Si le Conseil constitutionnel a censuré certains articles du texte voulu par Gérald Darmanin, il ne s’est pas prononcé sur la forme, qui contourne la séparation des pouvoirs.

Tous les opposants à la loi « sécurité globale » se sont réjouis dès la publication, jeudi 20 mai à 17 heures, de la décision du Conseil constitutionnel. À la suite de la saisine de plus de soixante sénateurs et d’autant de députés pointant l’inconstitutionnalité de vingt-deux articles, le Conseil en a censuré douze, dont celui interdisant de filmer les policiers, celui entourant l’utilisation des drones ainsi qu’un autre donnant la possibilité aux policiers municipaux de se voir confier des attributions de police judiciaire. Mais le conseil en a confirmé d’autres, comme celui permettant à la police municipale de procéder à des fouilles et à des palpations…

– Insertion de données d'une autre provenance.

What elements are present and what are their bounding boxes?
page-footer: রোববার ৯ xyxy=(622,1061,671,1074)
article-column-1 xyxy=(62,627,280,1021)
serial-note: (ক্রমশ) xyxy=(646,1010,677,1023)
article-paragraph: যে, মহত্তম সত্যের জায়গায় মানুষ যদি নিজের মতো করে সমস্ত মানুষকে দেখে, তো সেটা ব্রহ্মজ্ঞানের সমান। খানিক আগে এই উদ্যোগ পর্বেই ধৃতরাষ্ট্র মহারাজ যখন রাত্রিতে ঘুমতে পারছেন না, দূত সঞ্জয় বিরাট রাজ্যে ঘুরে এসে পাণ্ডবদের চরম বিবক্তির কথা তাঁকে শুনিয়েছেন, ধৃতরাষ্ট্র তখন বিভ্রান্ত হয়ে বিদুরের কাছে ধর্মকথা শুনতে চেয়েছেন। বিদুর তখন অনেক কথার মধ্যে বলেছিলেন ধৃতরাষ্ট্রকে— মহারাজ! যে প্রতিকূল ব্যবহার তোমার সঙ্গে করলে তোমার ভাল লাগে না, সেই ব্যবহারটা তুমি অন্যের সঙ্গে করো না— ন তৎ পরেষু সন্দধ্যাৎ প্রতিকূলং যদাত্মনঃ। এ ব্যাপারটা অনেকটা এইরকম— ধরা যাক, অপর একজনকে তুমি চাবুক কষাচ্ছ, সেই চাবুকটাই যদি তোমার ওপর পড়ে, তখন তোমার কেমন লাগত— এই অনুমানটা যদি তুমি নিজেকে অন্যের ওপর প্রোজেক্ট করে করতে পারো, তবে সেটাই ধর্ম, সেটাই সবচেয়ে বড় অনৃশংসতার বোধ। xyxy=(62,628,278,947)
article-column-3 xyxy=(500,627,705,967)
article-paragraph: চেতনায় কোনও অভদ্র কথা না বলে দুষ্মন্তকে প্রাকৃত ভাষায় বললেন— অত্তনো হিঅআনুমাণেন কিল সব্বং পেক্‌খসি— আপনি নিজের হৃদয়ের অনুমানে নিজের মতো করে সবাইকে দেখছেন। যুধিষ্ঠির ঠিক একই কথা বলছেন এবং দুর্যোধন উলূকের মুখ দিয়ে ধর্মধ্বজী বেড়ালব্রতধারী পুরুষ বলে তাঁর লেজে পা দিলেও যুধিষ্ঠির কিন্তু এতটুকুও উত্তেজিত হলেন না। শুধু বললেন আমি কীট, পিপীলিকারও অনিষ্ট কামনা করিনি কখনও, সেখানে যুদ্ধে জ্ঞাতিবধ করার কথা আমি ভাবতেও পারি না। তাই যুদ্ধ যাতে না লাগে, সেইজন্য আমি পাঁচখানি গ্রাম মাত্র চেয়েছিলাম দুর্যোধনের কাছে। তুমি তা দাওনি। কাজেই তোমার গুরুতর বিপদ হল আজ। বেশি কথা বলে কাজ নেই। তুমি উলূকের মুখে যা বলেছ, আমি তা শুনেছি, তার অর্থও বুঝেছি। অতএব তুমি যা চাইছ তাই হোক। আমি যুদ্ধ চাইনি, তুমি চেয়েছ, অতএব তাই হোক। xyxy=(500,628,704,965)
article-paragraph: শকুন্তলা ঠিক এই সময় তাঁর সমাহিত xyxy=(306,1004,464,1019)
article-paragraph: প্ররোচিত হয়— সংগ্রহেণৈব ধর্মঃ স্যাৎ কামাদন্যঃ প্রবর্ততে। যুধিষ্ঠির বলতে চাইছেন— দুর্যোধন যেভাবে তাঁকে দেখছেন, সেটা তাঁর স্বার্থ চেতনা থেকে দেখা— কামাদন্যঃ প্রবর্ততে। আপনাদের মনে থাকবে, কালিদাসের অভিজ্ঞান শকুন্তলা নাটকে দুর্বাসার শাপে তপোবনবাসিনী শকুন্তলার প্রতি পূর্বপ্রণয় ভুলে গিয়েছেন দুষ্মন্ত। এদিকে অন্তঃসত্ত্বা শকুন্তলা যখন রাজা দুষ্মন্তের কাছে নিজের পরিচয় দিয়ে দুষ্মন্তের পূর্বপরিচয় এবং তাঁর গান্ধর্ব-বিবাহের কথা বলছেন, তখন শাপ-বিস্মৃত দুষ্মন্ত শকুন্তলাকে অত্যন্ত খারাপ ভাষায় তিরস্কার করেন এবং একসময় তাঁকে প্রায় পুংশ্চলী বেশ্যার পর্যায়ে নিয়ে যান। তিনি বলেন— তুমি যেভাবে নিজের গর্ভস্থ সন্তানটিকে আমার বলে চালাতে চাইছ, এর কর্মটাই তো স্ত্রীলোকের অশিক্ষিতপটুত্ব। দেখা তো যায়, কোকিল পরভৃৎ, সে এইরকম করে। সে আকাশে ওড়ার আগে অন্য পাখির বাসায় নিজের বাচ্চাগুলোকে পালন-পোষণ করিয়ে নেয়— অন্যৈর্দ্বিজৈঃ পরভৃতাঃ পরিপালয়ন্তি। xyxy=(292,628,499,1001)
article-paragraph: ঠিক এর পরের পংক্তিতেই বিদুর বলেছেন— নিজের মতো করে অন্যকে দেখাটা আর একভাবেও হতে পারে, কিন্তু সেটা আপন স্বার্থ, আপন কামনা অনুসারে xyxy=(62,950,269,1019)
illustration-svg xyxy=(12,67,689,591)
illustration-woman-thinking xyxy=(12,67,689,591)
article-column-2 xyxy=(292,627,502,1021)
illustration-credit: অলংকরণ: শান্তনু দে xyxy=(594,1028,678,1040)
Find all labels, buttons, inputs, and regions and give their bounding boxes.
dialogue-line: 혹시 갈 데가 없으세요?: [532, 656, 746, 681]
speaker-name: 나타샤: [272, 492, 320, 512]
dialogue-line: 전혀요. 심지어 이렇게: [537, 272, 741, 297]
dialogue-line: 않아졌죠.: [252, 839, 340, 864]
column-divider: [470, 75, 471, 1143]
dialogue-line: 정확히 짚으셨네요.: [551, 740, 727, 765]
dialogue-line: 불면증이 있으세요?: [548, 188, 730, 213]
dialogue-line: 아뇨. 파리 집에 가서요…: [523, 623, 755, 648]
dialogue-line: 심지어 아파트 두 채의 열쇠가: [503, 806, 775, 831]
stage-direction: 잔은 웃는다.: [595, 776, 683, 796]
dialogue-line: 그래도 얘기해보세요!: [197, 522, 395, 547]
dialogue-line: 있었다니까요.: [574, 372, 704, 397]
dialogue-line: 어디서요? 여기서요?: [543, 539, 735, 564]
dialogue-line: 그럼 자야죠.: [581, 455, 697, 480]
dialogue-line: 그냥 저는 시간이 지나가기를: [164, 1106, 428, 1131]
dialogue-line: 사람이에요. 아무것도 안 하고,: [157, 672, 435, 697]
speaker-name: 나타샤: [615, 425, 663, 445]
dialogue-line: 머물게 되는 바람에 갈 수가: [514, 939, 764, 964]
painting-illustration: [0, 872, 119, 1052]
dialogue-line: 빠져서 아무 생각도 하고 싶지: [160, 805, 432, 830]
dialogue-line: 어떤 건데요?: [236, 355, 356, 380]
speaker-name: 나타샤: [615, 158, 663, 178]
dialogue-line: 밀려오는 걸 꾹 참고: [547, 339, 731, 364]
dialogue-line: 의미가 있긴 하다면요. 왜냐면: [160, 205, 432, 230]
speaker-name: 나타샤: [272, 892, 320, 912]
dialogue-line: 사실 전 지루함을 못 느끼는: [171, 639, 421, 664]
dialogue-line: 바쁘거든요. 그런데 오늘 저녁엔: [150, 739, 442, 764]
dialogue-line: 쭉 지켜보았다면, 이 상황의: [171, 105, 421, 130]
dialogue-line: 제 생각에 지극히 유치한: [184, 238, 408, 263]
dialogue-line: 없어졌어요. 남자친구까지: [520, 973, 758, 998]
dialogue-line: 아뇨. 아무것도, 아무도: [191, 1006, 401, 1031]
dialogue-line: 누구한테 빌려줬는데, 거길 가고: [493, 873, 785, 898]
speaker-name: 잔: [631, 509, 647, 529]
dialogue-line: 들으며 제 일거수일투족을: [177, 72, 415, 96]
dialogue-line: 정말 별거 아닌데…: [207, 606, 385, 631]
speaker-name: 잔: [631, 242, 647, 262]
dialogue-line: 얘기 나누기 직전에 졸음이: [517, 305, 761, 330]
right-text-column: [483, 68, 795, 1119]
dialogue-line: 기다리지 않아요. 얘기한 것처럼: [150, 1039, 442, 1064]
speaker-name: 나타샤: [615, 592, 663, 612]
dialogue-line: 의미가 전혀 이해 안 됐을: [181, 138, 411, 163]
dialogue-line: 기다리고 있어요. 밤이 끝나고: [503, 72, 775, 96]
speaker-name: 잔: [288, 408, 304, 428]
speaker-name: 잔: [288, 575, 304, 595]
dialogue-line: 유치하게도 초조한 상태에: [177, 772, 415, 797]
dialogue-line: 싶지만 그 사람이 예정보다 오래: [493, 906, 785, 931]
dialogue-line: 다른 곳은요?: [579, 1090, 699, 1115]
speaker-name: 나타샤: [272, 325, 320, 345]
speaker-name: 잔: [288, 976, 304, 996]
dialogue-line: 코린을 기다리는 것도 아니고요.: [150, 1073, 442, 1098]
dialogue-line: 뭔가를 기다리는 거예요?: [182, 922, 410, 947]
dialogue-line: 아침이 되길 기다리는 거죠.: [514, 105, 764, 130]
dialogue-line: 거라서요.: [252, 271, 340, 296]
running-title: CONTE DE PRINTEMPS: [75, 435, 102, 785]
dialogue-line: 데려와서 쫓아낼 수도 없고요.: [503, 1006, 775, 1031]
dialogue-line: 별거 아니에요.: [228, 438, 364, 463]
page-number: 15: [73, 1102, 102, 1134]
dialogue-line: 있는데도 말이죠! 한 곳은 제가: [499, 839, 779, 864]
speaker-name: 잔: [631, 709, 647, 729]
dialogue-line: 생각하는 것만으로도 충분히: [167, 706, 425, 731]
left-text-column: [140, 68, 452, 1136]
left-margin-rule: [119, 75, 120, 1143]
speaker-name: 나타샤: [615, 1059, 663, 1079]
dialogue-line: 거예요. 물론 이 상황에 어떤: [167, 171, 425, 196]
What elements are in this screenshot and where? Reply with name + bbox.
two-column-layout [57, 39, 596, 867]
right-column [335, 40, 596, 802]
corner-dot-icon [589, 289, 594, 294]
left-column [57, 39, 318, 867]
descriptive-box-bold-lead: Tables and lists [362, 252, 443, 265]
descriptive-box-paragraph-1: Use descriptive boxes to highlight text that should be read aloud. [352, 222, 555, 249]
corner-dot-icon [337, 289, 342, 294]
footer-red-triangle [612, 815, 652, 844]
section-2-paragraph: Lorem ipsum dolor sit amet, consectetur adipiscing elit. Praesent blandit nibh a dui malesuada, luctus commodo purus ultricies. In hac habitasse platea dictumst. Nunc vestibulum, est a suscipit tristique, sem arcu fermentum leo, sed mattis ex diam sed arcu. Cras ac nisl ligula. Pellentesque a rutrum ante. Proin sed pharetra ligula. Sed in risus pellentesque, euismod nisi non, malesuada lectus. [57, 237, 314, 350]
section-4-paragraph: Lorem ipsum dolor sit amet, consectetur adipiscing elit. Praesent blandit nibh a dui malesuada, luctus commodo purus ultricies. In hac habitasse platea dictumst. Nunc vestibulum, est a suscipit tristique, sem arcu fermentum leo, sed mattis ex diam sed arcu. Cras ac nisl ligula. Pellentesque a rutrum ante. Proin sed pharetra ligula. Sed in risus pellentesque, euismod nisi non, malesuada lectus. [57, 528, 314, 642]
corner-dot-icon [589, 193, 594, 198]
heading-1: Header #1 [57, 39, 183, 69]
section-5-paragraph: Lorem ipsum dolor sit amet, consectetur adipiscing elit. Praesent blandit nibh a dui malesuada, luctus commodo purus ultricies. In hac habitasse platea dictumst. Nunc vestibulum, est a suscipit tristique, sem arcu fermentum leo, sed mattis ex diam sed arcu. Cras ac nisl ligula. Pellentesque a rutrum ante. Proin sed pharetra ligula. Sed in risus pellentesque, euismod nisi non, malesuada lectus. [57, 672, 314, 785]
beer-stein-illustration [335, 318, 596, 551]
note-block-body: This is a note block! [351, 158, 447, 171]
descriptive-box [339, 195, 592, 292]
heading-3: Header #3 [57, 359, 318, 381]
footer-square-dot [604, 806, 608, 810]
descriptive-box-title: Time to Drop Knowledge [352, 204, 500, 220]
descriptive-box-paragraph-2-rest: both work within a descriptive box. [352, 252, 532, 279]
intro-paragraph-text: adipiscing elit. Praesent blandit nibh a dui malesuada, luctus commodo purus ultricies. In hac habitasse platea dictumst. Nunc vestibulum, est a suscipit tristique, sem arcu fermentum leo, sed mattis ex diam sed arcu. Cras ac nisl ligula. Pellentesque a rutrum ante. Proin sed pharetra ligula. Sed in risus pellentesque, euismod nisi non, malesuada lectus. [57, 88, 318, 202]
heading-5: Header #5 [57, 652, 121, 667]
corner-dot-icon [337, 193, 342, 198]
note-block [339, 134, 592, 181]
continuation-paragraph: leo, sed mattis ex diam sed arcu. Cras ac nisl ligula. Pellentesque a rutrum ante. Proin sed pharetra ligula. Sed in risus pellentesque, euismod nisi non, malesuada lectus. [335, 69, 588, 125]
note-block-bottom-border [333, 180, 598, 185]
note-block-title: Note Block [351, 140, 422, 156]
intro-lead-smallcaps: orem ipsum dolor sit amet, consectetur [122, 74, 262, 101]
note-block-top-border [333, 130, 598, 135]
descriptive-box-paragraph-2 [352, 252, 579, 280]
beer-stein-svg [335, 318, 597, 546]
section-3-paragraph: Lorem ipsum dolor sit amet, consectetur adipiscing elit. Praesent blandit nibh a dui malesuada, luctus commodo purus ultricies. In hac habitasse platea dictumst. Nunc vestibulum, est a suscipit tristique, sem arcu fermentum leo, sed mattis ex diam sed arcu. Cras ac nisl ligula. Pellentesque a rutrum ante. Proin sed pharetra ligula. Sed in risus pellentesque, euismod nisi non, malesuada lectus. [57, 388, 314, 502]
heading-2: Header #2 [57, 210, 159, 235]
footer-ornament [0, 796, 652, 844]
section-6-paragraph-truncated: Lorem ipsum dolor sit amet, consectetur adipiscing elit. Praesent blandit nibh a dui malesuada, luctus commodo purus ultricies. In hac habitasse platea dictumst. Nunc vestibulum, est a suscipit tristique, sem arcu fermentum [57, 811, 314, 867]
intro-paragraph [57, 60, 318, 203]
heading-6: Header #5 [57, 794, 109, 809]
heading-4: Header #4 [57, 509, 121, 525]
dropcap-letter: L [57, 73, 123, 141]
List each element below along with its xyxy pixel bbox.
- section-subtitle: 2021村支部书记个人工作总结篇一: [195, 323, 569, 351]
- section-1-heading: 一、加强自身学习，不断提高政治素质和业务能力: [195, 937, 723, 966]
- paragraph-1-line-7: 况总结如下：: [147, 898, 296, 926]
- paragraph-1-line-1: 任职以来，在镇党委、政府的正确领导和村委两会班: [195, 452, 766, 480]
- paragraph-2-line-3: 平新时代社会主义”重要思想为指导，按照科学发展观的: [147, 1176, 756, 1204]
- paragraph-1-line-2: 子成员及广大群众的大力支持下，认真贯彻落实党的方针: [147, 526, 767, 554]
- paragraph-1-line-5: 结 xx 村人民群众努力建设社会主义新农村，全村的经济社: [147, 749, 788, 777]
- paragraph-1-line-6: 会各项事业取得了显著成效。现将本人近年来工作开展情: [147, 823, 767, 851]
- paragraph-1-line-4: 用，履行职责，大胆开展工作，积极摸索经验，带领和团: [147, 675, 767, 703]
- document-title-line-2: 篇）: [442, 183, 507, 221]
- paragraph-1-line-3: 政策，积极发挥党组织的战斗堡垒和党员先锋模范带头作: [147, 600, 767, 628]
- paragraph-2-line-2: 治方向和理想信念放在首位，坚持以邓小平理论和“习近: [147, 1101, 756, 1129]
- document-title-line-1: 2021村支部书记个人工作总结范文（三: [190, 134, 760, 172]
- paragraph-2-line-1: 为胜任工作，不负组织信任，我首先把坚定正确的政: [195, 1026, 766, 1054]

Victoire en demi-teinte mais victoire tout de même : la loi est – pour le moment – vidée d’une partie de sa substance vénéneuse. Peut-être pas pour longtemps : Gérald Darmanin a promis de se lancer dans la rédaction d’un nouveau texte. Ce qui confirme le flou entourant la genèse de l’élaboration de cette loi, dénoncé par Maitre Sophie Mazas pour les collectifs "stop loi sécurité globale" de Montpellier et de Nantes, le bâtonnier de Montpellier et la conférence des bâtonniers dans leurs contributions extérieures envoyées au Conseil constitutionnel en parallèle des saisines parlementaires. Pour ces avocats, un vice de procédure entache, depuis l’origine, cette loi, en contrevenant aux principes constitutionnels de séparation des pouvoirs, de clarté et de sincérité des débats. Par conséquent, elle aurait dû être annulée dans sa totalité.